山本耀司耸耸肩,正准备拿起菜单,包厢外突然传来一声凄厉的尖叫,像被什么东西狠狠吓住,声音划破了居酒屋原本热闹的氛围,带着浓浓的恐惧,让人听着心头一紧。松田阵平的表情瞬间变了,刚才的玩笑神色一扫而空,猛地站起身:“怎么回事?”
萩原研二也皱起眉,和松田对视一眼,两人多年的职业本能让他们立刻警惕起来。山本耀司放下菜单,眼神沉了沉,跟着站了起来。
包厢外的走廊上已经乱了起来,好几扇门都敞着,有人探出头来张望,脸上带着惊慌和疑惑。松田阵平反应最快,一推开门就朝着尖叫声传来的方向冲了过去,萩原研二紧随其后,山本耀司也快步跟了上去。
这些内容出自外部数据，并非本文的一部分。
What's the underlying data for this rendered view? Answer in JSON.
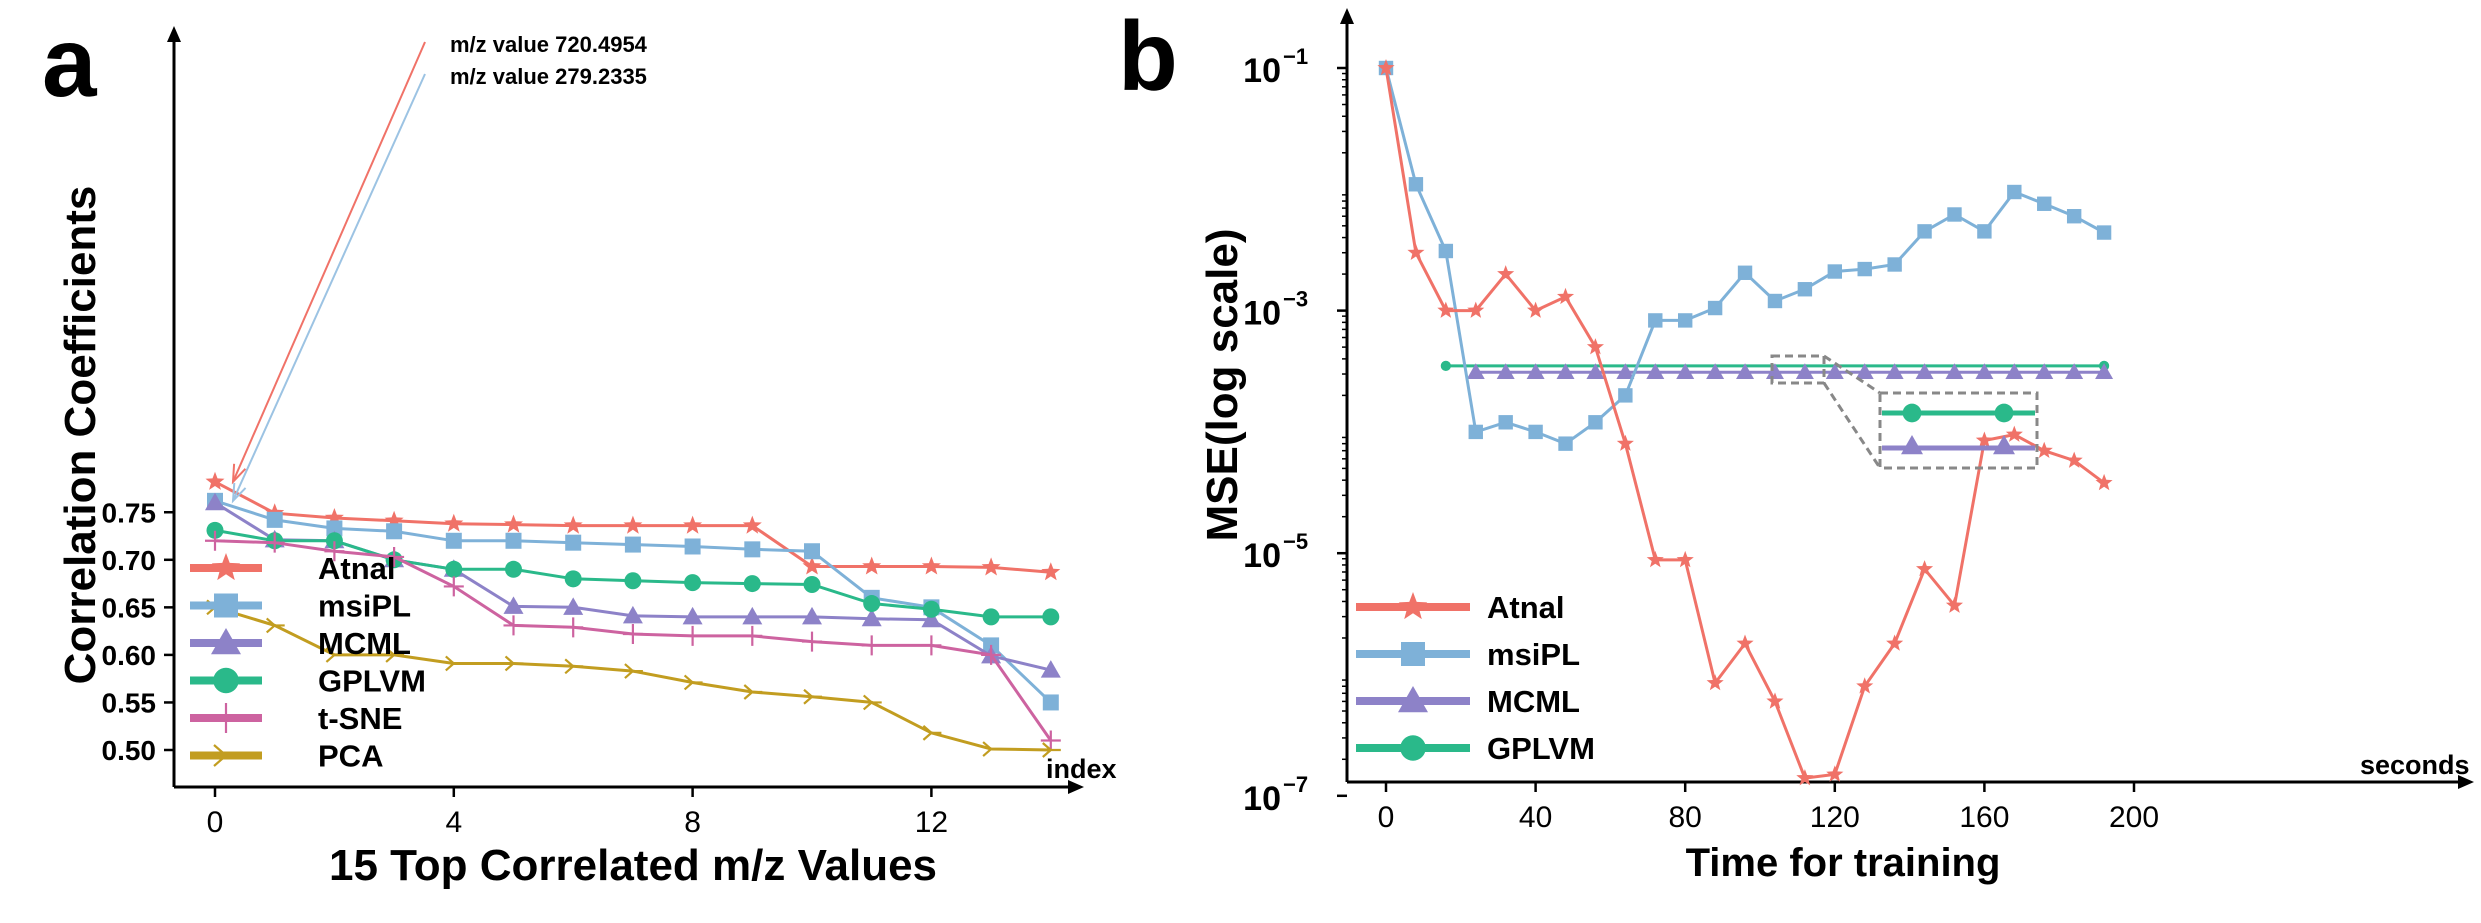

出事的地方在居酒屋最里面的包间,门虚掩着,推开门的瞬间,一股混杂着酒气和异样的味道扑面而来。只见一个中年男人仰面倒在榻榻米上,脸色发青,嘴角还残留着白色的泡沫,身体时不时轻微抽搐一下,看着触目惊心。角落里缩着几个男女,吓得脸色发白,浑身发抖,连声音都发不出来。更让人在意的是,一个看起来不过七八岁的小男孩,竟然没跟着大人躲在角落,反而踮着脚在房间里来回走动,小眉头皱着,眼神里满是与年龄不符的冷静,正专注地打量着倒地的男人和周围的环境,像是在寻找什么线索。
“都别动!”松田阵平沉声喊道,声音带着不容置疑的威严。他和萩原研二虽然是爆处组的,平时打交道最多的是爆炸物,但维护案发现场的基本常识早已刻在骨子里。两人迅速分工,松田阵平上前查看男人的状况,手指搭上对方的颈动脉,眉头越皱越紧;萩原则快步走到门口,拦住想涌进来的围观者,“抱歉,麻烦大家退后一点,不要破坏现场,我们已经报警了。”
山本耀司站在稍远的位置,目光扫过现场,最后落在了一个留着小胡子的男人身上。那男人正蹲在倒地者旁边,一手摸着下巴,嘴里念念有词,眼神倒是挺专注,只是那副咋咋呼呼的样子,怎么看都有点眼熟。
“咦……”山本耀司盯着他的侧脸,忽然想了起来——这不就是最近新闻里常出现的那个侦探吗?好像叫毛利小五郎,听说破案很厉害,但总带着点让人啼笑皆非的迷糊劲儿。他正想着,就见那小胡子男人猛地一拍大腿,大声嚷嚷起来:“我知道了!这一定是一起谋杀案!”话音刚落,旁边那个小男孩突然用一种老成的语气低声吐槽了一句:“笨蛋……”声音不大,却清晰地传到了山本耀司耳中。他挑了挑眉,觉得这小孩子好像有点奇怪。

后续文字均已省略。